- The SEC is still pursuing charges against Binance, CZ.
- The regulator opposed a motion by the defense to dismiss the lawsuit.
- Court filing reveals the “theatrical” side of both parties.
The crypto regulation landscape in the U.S. is rapidly evolving and sometimes opaque, especially when regulatory agencies are thought to be overreaching in their enforcement actions.
Despite a crypto law lacuna, the Securities and Exchange Commission (SEC) has demonstrated a relentless will to pursue Binance, its founder Changpeng “CZ” Zhao, and the exchange’s U.S. affiliate, Binance.US.
On November 7, the securities watchdog filed opposition to a motion to dismiss its lawsuit against the defendants, arguing that the charged parties are culpable of fraud and securities law violation.
SEC Filing Opposes Binance Motion to Dismiss Lawsuit
In a motion filed on September 21, the defendants asked the court to dismiss SEC’s lawsuit against them, arguing that the regulator had “overstepped its authority” and failed to plausibly demonstrate that the crypto assets contested in the case are securities.
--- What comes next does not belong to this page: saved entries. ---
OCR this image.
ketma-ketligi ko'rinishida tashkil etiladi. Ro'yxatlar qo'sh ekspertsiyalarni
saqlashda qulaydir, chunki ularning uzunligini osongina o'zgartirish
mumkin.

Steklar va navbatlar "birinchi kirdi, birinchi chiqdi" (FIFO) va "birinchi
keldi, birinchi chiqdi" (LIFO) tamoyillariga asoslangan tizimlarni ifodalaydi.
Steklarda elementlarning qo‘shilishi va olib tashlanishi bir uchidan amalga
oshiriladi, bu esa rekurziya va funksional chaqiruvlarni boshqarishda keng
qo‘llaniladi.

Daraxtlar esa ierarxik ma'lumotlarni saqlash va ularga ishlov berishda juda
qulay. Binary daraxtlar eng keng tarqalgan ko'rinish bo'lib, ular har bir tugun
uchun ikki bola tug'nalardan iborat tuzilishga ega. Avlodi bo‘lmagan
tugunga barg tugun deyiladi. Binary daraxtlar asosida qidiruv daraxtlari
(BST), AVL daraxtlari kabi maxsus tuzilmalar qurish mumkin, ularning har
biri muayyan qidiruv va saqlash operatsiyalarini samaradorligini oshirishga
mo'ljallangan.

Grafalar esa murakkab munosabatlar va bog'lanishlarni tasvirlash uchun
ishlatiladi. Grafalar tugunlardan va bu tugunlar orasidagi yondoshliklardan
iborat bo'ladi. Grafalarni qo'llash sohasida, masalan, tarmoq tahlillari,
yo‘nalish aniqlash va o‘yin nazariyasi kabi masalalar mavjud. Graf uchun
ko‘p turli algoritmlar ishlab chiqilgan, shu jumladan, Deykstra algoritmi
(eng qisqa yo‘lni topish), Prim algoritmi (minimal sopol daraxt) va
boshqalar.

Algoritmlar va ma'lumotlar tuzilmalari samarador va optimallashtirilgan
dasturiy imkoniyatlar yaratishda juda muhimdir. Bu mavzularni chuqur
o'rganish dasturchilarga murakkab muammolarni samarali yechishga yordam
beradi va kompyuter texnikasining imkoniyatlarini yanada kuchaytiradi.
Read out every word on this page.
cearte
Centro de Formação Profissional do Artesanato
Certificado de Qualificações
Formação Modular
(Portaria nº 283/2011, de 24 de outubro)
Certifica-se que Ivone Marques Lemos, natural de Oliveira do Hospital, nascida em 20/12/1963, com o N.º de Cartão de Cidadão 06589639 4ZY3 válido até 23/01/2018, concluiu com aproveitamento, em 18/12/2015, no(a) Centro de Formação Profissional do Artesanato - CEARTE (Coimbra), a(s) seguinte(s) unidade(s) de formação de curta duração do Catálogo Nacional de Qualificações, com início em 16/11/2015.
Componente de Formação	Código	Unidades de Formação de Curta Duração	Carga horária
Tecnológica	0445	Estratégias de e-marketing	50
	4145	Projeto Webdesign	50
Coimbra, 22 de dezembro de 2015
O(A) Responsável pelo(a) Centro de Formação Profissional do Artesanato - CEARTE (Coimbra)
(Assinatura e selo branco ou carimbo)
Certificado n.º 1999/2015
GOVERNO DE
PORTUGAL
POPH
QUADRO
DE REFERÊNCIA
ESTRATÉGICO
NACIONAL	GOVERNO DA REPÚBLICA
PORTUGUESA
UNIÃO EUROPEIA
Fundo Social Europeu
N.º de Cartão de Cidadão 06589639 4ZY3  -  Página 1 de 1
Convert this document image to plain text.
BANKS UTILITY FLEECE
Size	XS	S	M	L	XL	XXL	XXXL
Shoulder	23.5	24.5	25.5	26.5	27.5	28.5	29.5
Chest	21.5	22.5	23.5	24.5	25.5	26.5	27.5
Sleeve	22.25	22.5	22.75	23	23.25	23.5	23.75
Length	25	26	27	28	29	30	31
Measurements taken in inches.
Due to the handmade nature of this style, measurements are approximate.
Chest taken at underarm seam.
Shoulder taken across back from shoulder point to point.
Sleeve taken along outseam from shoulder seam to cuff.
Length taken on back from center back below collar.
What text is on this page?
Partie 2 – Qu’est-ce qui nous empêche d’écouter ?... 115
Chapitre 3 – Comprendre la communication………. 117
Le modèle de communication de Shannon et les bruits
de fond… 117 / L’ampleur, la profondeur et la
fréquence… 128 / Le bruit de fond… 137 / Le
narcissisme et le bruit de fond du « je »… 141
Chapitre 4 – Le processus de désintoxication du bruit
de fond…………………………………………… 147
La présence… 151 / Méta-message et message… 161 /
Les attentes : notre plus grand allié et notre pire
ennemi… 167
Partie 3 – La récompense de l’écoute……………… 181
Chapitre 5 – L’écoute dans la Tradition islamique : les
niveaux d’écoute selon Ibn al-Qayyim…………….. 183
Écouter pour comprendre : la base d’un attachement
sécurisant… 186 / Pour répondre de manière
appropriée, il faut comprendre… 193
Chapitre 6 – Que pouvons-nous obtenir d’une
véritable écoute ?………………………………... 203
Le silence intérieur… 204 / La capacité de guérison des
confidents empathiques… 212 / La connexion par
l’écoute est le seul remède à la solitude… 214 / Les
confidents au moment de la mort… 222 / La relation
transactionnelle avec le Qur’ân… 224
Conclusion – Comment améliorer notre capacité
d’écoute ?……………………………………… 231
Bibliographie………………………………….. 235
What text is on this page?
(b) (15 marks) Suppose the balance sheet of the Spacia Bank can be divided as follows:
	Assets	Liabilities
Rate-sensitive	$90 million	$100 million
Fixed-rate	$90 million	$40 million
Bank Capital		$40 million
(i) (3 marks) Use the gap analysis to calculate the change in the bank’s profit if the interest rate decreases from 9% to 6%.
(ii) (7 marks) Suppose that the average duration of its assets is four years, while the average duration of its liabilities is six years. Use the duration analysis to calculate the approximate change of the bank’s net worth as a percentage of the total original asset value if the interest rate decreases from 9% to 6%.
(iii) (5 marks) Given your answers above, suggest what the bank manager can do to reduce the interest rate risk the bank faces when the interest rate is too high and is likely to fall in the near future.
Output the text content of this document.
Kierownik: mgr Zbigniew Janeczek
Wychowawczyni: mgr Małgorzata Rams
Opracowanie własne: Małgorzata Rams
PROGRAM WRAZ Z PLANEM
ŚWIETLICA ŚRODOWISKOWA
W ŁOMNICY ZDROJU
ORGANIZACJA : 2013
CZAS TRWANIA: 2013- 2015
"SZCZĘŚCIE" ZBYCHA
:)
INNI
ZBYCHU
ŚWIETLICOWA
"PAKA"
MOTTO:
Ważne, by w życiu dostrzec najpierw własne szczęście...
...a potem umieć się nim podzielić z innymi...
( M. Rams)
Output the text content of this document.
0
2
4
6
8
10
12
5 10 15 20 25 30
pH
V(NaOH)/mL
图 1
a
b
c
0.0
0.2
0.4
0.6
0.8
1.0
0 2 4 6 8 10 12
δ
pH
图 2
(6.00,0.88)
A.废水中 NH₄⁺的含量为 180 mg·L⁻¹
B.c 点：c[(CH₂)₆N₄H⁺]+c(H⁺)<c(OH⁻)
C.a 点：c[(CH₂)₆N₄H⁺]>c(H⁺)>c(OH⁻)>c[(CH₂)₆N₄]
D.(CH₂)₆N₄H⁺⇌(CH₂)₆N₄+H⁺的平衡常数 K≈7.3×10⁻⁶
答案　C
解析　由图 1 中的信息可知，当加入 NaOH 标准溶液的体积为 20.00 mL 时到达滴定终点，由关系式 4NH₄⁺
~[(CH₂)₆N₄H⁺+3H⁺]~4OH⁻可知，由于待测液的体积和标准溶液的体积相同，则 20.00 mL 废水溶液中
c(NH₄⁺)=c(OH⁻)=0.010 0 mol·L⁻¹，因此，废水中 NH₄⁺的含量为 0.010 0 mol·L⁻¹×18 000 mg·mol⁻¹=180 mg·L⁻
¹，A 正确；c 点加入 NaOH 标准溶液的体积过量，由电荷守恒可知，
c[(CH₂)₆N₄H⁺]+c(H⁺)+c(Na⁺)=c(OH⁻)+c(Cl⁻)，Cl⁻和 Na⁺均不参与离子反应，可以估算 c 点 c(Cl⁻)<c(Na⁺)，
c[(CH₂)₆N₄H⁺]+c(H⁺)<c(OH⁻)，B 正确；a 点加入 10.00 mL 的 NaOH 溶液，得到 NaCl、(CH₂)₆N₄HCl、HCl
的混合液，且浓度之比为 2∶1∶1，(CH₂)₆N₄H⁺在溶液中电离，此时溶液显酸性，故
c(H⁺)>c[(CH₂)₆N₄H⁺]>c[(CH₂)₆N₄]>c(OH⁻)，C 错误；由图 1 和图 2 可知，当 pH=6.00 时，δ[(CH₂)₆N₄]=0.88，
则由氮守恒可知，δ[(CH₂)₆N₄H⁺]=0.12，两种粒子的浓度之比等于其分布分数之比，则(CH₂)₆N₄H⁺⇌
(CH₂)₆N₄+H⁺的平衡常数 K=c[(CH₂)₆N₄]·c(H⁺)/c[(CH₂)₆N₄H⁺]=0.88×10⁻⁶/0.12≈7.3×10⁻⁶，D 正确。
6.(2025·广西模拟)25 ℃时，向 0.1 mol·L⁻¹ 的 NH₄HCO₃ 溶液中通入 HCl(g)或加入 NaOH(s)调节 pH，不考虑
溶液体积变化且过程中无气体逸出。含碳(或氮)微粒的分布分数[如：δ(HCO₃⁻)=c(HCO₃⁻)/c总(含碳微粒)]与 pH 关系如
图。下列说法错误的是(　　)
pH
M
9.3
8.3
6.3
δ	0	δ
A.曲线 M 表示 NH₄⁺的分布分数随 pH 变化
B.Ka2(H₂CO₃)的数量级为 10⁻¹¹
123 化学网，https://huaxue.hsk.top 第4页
According to the regulator, these arguments, among others submitted by the defendants, are mere “theatrics” and “elevate form over substance.”
Per the SEC’s filing, in a renewed bid to evade accountability, the arguments by the defense mostly ignore the regulator’s allegations that Binance and its U.S. affiliate offer crypto assets sold as securities. The regulator also noted the defense is trying to insert new requirements into Howey’s test.
“Defendants further engage in theatrics, casting the SEC’s application of Howey as “breathtaking,” BAM Mem. 12, and this action as an attempt to “regulate this trillion-dollar industry through enforcement,” the SEC submitted, adding, “Zhao and Binance even take the remarkable position that they are not subject to the federal securities laws at all.”
The regulator said the laws at issue suffice to sustain its claims against the defendants. Notably, the regulator stated that the defendants couldn’t escape their legal obligations by rewriting Howey.
On crypto law lacuna, the regulator argued that the defendants shouldn’t raise arguments based on legal uncertainty when, in fact, they admitted that they operated an “unlicensed securities exchange” in the U.S.